ROTTERDAM, Netherlands – Prosecutors on Monday launched their case against 12 alleged Muslim extremists accused of plotting to derail the country’s democracy by murdering prominent politicians.
Prosecutors said the men had copies of a letter left on the body of Dutch filmmaker Theo van Gogh, handbooks on how to carry out ritual Islamic murders, and spoke in tapped telephone conversations about slaying nonbelievers like sacrificial lambs.
A number of them trained in Pakistan to carry out armed attacks, prosecutors said.

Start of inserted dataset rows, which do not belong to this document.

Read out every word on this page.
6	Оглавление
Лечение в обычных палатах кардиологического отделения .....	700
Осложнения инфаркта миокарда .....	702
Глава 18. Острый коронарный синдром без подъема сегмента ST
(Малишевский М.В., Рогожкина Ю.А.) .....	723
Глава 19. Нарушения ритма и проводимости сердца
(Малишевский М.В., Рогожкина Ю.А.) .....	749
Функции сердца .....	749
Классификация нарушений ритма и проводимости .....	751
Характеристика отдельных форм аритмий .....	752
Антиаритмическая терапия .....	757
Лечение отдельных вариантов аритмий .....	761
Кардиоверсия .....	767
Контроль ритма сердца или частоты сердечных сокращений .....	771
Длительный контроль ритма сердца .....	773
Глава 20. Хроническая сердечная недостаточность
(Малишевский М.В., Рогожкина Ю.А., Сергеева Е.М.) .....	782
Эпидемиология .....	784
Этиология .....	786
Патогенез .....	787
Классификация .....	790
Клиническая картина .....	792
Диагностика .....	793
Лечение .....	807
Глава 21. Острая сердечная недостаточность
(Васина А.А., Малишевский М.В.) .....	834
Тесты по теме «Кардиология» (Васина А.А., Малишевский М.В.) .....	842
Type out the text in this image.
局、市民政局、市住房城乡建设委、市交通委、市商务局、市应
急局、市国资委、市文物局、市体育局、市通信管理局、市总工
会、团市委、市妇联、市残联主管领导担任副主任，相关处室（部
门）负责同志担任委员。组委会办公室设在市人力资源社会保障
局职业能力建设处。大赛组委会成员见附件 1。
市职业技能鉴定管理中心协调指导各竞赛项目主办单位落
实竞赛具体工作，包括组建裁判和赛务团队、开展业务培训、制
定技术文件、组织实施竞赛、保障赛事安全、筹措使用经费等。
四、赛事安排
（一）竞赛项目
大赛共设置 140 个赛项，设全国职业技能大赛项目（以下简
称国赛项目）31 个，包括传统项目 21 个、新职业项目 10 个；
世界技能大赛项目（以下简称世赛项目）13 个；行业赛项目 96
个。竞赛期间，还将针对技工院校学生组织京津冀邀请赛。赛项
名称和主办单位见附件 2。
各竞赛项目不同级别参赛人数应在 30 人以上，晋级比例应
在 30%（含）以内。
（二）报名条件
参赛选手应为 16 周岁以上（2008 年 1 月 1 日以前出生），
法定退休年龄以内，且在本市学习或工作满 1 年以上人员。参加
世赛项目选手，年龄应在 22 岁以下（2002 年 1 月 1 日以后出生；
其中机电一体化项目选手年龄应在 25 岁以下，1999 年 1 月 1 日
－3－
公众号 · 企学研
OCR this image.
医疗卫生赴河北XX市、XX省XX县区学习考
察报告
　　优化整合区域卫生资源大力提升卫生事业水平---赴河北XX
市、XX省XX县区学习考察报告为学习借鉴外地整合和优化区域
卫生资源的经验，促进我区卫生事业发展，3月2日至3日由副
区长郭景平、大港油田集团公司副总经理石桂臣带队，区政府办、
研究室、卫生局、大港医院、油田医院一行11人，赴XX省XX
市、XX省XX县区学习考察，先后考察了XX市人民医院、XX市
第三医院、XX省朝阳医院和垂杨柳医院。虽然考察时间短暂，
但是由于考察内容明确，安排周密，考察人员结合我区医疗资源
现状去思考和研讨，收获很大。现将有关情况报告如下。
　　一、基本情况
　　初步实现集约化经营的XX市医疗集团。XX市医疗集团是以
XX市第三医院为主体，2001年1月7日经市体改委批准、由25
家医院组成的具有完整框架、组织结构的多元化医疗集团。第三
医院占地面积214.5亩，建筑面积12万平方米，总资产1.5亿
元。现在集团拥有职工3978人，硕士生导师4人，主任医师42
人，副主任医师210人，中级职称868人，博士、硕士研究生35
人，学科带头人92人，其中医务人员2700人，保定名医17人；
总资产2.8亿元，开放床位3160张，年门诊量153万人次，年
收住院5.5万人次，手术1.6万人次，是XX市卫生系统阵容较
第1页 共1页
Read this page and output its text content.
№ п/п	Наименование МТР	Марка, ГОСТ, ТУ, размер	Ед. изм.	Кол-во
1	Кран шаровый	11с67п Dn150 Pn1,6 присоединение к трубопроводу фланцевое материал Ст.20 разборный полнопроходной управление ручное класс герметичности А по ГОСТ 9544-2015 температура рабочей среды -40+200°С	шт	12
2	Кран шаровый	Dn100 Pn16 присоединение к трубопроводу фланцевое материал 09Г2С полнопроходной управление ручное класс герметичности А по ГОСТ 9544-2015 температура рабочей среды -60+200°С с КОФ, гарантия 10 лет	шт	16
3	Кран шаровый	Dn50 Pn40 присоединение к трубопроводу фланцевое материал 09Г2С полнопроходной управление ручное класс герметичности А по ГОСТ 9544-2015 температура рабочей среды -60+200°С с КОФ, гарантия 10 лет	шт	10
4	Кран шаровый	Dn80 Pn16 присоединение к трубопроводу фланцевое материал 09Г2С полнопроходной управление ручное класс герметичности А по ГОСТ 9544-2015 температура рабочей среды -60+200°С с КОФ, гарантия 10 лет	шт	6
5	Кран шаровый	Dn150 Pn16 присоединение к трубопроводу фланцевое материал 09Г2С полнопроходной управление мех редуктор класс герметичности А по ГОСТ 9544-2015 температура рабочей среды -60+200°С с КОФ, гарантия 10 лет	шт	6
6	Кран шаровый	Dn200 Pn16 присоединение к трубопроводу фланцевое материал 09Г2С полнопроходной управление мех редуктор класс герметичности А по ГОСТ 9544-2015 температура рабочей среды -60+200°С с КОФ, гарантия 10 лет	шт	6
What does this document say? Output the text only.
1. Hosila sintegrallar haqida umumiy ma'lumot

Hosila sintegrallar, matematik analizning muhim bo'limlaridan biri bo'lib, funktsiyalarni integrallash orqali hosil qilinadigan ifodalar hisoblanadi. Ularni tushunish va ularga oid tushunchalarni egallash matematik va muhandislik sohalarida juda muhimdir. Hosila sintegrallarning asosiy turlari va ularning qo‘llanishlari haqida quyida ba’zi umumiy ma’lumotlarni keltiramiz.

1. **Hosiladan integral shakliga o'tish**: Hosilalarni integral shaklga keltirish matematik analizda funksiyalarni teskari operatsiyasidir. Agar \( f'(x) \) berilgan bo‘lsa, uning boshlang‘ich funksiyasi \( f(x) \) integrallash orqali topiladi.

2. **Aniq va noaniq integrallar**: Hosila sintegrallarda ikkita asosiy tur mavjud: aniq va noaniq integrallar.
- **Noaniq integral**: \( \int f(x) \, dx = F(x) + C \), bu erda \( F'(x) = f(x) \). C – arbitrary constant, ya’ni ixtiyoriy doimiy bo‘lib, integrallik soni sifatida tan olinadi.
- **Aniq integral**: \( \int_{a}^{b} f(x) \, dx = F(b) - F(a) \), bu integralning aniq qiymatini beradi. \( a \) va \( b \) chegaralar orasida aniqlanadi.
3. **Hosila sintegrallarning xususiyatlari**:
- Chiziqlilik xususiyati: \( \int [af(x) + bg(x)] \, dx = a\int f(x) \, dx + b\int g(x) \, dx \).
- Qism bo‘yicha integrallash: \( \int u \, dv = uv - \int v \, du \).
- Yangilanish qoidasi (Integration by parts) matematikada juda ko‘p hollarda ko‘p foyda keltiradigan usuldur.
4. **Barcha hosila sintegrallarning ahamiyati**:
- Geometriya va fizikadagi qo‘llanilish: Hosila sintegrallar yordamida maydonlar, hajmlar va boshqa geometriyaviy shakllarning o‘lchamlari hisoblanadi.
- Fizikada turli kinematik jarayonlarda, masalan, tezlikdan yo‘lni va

Defense attorneys said their clients were acquaintances, but not terrorists, and the evidence against them was weak.
“My client will be found innocent in the end,” said defense lawyer Robert Ketwaru, accusing prosecutors of going on a “witch hunt” after Van Gogh’s Nov. 2 killing. “My client wishes to emphasize that murder has nothing to do with Islam.”
The charges against the 12 include conspiracy to commit murder in a terrorist attack, impeding democracy, threatening the lives of politicians, attempted arson and illegal possession of firearms. They could face life imprisonment if convicted.
Judges rejected requests to release the men, ruling that the charges are too serious. They granted investigators an extension of up to 90 days.
The defendants, mostly Muslims of North African ancestry, were arrested in the days following Van Gogh’s death — a slaying that stunned the nation and triggered a wave of retaliatory attacks on Islamic buildings. Prosecutors may still bring charges in that attack.
Defendant Mohamed el Morabit told the judges he is innocent. “I had nothing to do with this. I was just trying to live my life. I have nothing against the Netherlands. I just want to stay here with my family,” he said.
Prosecutors will submit tapped phone recordings, e-mails and records of conversations on Internet chat rooms in which the defendants spoke about plans to commit murders and exchanged fundamentalist views.
The men, aged 18-27, all allegedly associated with the chief suspect in Van Gogh’s murder and attended “living room prayer sessions” with the group’s alleged Syrian spiritual leader, one of several suspects at large, prosecutors said.
The chief suspect, Mohammed Bouyeri, 26, is on trial separately in Amsterdam.
Two leading defendants in the so-called Hofstad Network case are Jason Walters and Ismail Akhnikh, arrested a week after Van Gogh was slain. They face additional charges for allegedly throwing a hand grenade that wounded three police officers during their arrest.
“We’re facing an extremely radical group,” prosecutor Koos Plooy said in an opening statement. “The prosecution is convinced that their arrest prevented one or more very serious attacks.”
Van Gogh was shot repeatedly and his throat had been slit. A note pinned to his chest with a knife threatened lawmakers Ayaan Hirsi Ali and Geert Wilders, along with Amsterdam’s mayor and his deputy.
Prosecutors said several defendants had copies of the fundamentalist text, while others carried a 115-page “Handbook for Jihad Warriors,” detailing how to plan and carry out murders.
Hirsi Ali wrote the script for one of Van Gogh’s last movies, “Submission,” which criticized the treatment of women under Islam.
Prosecutors said the suspects have ties to fundamentalist groups in Belgium and Spain, including those behind the deadly bombings in Madrid and Casablanca.
The other defendants are Mohamed Boughaba, Mohamed el Bousklaoui, Zine Labidine Aourghe, Yousef Ettoumi, Zakaria Taybi, Nadir Adarraf and Rashid Boussana.
It is the second major terrorism trial in the Netherlands since the Sept. 11, 2001, attacks in the United States.
Prosecutors are using new laws giving them far-reaching powers of investigation and introducing stiffer sentences for terror-related crimes.
All but two of 12 suspects were acquitted in June 2003.